Sednaya’da cesedi bulunan Mazen Hamada başta olmak üzere orada işkence gören, hayatta olan yada hayatını kaybeden kişiler, tecavüz mağduru Suriyeli kadınlar, Sednaya’dan çıkan Türkiye vatandaşları dahil olmak üzere mağdurlar adına şikayet gerçekleştiren Gülden Sönmez dosyaya özellikle son günlerde Sednaya’da tespit edilen görüntüleri, fotoğraf, video ve belgeleri delil olarak gösterdi. Ayrıca Sednaya başta olmak üzere cezaevlerinden çıkan kişilerin beyanları ise en önemli delilleri oluşturuyor. Dilekçede zorla kaybettilen, katliamlarda katledilen kişiler, kimyasal silah kullanımı dahil olmak üzere diğer insanlığa karşı suçlar da yer alıyor.
Suç duyurusu dilekçesinde başta Beşşar Esed olmak üzere, askeri ve siyasi sorumlular liste halinde suçlu olarak sunuldu. Suçlanan şahıslar arasında kadınlara sistematik tecavüzlerde sorumlu olarak bilinen komutanlar, Sednaya Cezaevi Müdürü ile askeri istihbarat sorgu merkezi sorumluları, diğer cezaevleri müdürleri ve görevliler yer alıyor.
Esed rejiminin zindanlarında tutsak bulunan kadınların özgürleştirilmesi için Türkiye'den ve dünyanın bir çok ülkesinden yola çıkan kadınlar Hatay'da Esed zindanlarınki kadınlar için özgürlük diye haykırmıştı. Lakin dünya sessiz kalmıştı... Şimdi Sednaya'da ortaya çıkanlar için… pic.twitter.com/7c2Qg3fOvD
— HAKSÖZ HABER (@HaksozHaber) December 12, 2024
8 Mart 2018'de Esed zindanlarındaki kadınlar için gerçekleştirilen vicdan konvoyu
Gülden Sönmez vermiş olduğu dilekçede bu şahıslar hakkında INTERPOL ile yakalama kararı çıkarılmasını, görüldükleri ülkede yakalanarak Türkiye’ye teslim edilmelerini istedi. Türkiye’deki soruşturma sürecinde Suriye’nin yeni yönetimi ile adli yardımlaşma sağlanarak alanında uzman kişilerle başta Sednaya olmak üzere özel kriminal inceleme ve tespit yapılmasını talep etti.

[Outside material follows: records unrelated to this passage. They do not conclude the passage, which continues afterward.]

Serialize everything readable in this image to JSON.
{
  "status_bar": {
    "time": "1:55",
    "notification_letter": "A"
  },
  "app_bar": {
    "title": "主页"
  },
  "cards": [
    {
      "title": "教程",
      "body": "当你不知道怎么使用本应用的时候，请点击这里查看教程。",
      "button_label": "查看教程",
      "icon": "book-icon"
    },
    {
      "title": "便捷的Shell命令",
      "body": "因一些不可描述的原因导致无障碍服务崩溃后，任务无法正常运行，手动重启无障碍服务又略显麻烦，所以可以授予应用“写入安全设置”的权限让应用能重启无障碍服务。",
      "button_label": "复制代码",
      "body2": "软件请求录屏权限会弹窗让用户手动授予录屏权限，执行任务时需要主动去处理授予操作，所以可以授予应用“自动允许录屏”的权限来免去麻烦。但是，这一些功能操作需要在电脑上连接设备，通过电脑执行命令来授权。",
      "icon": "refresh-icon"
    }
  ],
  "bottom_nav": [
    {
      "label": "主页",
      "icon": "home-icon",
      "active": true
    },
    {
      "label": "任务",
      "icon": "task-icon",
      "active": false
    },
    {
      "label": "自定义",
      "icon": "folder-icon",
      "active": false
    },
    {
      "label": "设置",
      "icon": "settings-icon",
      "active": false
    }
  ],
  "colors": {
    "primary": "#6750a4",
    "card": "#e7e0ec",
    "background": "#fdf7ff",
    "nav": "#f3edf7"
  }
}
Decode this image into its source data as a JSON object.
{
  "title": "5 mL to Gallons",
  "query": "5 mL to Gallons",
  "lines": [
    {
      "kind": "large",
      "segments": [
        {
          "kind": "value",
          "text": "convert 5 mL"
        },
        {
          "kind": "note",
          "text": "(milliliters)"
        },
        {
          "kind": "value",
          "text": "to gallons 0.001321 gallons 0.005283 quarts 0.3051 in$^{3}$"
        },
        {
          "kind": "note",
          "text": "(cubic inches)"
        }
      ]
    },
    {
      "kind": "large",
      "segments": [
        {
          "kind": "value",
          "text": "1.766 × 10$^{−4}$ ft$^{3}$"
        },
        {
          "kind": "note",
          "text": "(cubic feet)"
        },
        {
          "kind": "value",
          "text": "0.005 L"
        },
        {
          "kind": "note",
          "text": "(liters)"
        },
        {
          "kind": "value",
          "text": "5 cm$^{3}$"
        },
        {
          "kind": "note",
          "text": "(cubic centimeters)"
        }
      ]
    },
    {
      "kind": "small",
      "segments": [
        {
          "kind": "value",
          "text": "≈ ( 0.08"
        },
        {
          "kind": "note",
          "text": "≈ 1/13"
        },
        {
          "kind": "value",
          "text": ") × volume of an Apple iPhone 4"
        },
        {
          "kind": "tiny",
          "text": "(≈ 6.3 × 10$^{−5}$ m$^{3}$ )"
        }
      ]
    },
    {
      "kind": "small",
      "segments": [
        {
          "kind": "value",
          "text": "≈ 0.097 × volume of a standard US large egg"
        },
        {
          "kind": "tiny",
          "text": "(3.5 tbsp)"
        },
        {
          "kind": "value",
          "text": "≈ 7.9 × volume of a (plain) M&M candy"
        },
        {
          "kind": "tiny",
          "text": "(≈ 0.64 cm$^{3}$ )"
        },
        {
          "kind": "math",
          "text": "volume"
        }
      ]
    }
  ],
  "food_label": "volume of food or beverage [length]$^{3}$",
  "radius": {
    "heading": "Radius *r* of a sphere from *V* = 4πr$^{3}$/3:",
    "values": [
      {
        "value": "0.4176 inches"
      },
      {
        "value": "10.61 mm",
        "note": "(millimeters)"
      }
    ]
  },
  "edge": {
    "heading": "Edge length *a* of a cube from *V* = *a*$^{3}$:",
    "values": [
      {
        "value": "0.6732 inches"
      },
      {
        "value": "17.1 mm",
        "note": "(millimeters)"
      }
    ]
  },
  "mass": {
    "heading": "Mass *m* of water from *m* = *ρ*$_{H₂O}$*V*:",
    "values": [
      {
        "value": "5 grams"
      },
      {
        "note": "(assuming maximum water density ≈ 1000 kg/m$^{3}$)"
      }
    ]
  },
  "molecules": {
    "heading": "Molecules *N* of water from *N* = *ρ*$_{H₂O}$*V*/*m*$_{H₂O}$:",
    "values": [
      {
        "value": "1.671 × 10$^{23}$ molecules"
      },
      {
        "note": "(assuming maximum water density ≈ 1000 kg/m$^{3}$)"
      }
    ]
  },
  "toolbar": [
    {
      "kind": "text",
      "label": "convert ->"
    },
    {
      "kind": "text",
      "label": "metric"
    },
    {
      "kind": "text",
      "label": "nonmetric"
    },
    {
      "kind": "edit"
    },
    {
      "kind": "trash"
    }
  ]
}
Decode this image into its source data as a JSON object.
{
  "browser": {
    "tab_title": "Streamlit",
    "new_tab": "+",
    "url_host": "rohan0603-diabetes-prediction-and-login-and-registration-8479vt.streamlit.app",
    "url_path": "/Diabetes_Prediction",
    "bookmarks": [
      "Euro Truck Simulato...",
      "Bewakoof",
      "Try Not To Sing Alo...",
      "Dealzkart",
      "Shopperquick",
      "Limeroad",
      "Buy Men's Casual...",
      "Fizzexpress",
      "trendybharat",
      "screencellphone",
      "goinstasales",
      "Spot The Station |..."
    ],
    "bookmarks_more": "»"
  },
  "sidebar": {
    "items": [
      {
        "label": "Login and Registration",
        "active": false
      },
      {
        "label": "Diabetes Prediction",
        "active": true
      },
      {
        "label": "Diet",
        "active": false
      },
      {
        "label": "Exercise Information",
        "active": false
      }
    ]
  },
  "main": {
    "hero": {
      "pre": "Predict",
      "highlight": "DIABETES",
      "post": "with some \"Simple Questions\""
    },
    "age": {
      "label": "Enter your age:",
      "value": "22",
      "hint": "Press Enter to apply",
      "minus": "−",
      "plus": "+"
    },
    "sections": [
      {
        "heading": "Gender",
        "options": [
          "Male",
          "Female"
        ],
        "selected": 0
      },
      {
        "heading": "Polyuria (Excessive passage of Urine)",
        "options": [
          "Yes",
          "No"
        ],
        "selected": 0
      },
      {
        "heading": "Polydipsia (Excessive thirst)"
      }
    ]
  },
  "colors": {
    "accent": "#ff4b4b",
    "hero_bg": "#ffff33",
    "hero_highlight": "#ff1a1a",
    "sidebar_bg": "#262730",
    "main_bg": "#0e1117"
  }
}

Öte yandan, Av.Gülden Sönmez 7.3.2019 tarihinde uluslararası bir hukukçu ekip ile birlikte yaklaşık iki buçuk yıllık çalışma ile 1183 (533 Kadın, 650 Erkek) mağdur adına Uluslararası Ceza Mahkemesi’ne de başvurmuştu. Halen açık olan bu soruşturma dosyasının mağdurları arasında yaralanmış çocuklar, tecavüze uğramış ve işkence görmüş kadınlar, sakatlanmış ve organlarını kaybetmiş kişiler de bulunmaktadır. Yapılan başvuruda suçlanan ve yargılanması talep edilen 18 kişi arasında Beşşar Esed’in yanısıra, bazı askeri komutanlar, istihbarattan sorumlu kişiler, cezaevlerinde işkencelerden sorumlu olan kişiler de bulunmaktadır.
Suriye, UCM’nin kuruluş belgesi olan Roma Statüsü’ne taraf olmadığından Suriye rejimine karşı dava açılması mümkün olamamıştı Ancak Avukat Gülden Sönmez başvurularında yer alan Ürdün’deki mülteciler nedeniyle kendi başvurularında uygun bir yetki yolu kullandıklarını belirtti. Daha önceki Myanmar başvurusunu emsal gösteren Sönmez, aynı durumun Suriye’den UCM’ye taraf Ürdün’e sürülen mülteciler için de geçerli olduğunu belirtti.
Gülden Sönmez, Aralık 2024’de gelişen olaylar ve ortaya çıkan yeni durum ve deliller ile ilgili ilave çalışma başlattıklarını, UCM’ye yeni deliller sunacaklarını, Beşşar Esed dahil olmak üzere suçlular hakkında tutuklama kararı talep edeceklerini, yeni sunulan delillerle yargılamanın başlamasını talep edeceklerini ayrıca UCM’den bir heyet göndererek Sednaya’da ve cezaevleri etrafındaki toplu mezarlarda delil incelemeleri yapmasını isteyeceklerini söyledi.
Av. Gülden Sönmez, Suriyeli sivil toplum kuruluşlarını UCM’deki bu dosyaya dahil olmaya ellerindeki delilleri Mahkeme ile paylaşmaya davet etti.